Open marcdotson opened 3 years ago
marcdotson
commented
1 year ago FWIW, this is what I had put together previously, @jeff-dotson. However, all of these rely on the use of an ensemble rather than a single model that knows the simulated pathologies exactly.
marcdotson
commented
10 months ago A single model to establish the upper bounds confirms what's demonstrated above (at least for homogeneous pathologies; not sure how to get our present setup to manage heterogeneous pathologies with a single model), @jeff-dotson. We should review the big three: simulate_data.R, clever_randomization.R, and hmnl_ensemble.stan when we talk about our approach to how the ensemble is managing pathologies.

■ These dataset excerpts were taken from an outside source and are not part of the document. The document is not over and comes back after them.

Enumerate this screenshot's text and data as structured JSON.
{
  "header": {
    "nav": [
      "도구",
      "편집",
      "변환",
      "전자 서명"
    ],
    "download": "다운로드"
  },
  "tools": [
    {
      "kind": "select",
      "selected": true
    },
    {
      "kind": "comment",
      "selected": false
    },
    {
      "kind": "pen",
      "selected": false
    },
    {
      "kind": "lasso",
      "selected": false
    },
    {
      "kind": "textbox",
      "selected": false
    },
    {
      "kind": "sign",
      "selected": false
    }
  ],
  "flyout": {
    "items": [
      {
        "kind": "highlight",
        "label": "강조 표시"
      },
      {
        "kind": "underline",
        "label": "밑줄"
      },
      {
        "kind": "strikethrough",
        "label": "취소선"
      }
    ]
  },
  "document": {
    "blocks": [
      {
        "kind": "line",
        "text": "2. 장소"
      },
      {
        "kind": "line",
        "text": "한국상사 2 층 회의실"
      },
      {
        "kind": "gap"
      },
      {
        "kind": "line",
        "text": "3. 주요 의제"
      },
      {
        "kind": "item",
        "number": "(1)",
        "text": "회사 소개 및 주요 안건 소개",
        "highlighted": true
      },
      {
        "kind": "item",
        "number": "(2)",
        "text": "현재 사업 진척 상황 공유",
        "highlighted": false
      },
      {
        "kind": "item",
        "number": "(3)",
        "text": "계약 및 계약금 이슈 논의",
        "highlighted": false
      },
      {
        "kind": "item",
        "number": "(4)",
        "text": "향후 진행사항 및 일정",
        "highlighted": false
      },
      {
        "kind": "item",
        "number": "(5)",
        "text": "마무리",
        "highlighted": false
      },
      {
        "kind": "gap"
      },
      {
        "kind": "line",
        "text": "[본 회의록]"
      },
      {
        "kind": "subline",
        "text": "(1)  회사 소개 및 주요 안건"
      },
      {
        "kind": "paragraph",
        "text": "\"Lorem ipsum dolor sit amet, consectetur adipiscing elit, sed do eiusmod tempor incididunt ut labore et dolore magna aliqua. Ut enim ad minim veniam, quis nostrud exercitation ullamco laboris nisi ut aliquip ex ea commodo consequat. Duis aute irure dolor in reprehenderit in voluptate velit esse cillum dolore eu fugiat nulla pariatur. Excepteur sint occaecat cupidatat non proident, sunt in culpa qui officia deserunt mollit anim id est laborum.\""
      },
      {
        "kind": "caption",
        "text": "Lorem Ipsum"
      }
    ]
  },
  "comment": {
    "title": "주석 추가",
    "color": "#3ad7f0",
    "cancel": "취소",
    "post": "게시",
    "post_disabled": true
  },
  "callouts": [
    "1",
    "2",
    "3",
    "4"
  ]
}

Model Pathologies Heterogeneous LOO `Hit Rate` `Hit Prob`
HMNL None No NA 0.578 0.483
Ensemble None No NA 0.574 0.482
HMNL ANA No NA 0.614 0.532
Ensemble ANA No NA 0.604 0.527
HMNL Screen No NA 0.739 0.685
Ensemble Screen No NA 0.742 0.609
HMNL ANA & Screen No NA 0.865 0.832
Ensemble ANA & Screen No NA 0.717 0.682The following updated results uses averaged respondent-level Betas rather than the mean of the heterogeneity distribution Gammas when predicting out-of-sample hit rates and hit probability. This is a fairer comparison between the constrained-parameters method we're employing for the conjoint ensemble and the standard HMNL since we are imposing the constraints on the Betas rather than the Gammas.
If we were only concerned with homogeneous pathologies, we could constrain the Gammas directly. However, the bite starts with including heterogeneous pathologies, as demonstrated below. To alleviate any concerns about this choice, we could include predictions based on both the Betas and the Gammas. This might further demonstrate the limits of flexibility for the standard HMNL, especially for predicting out-of-sample.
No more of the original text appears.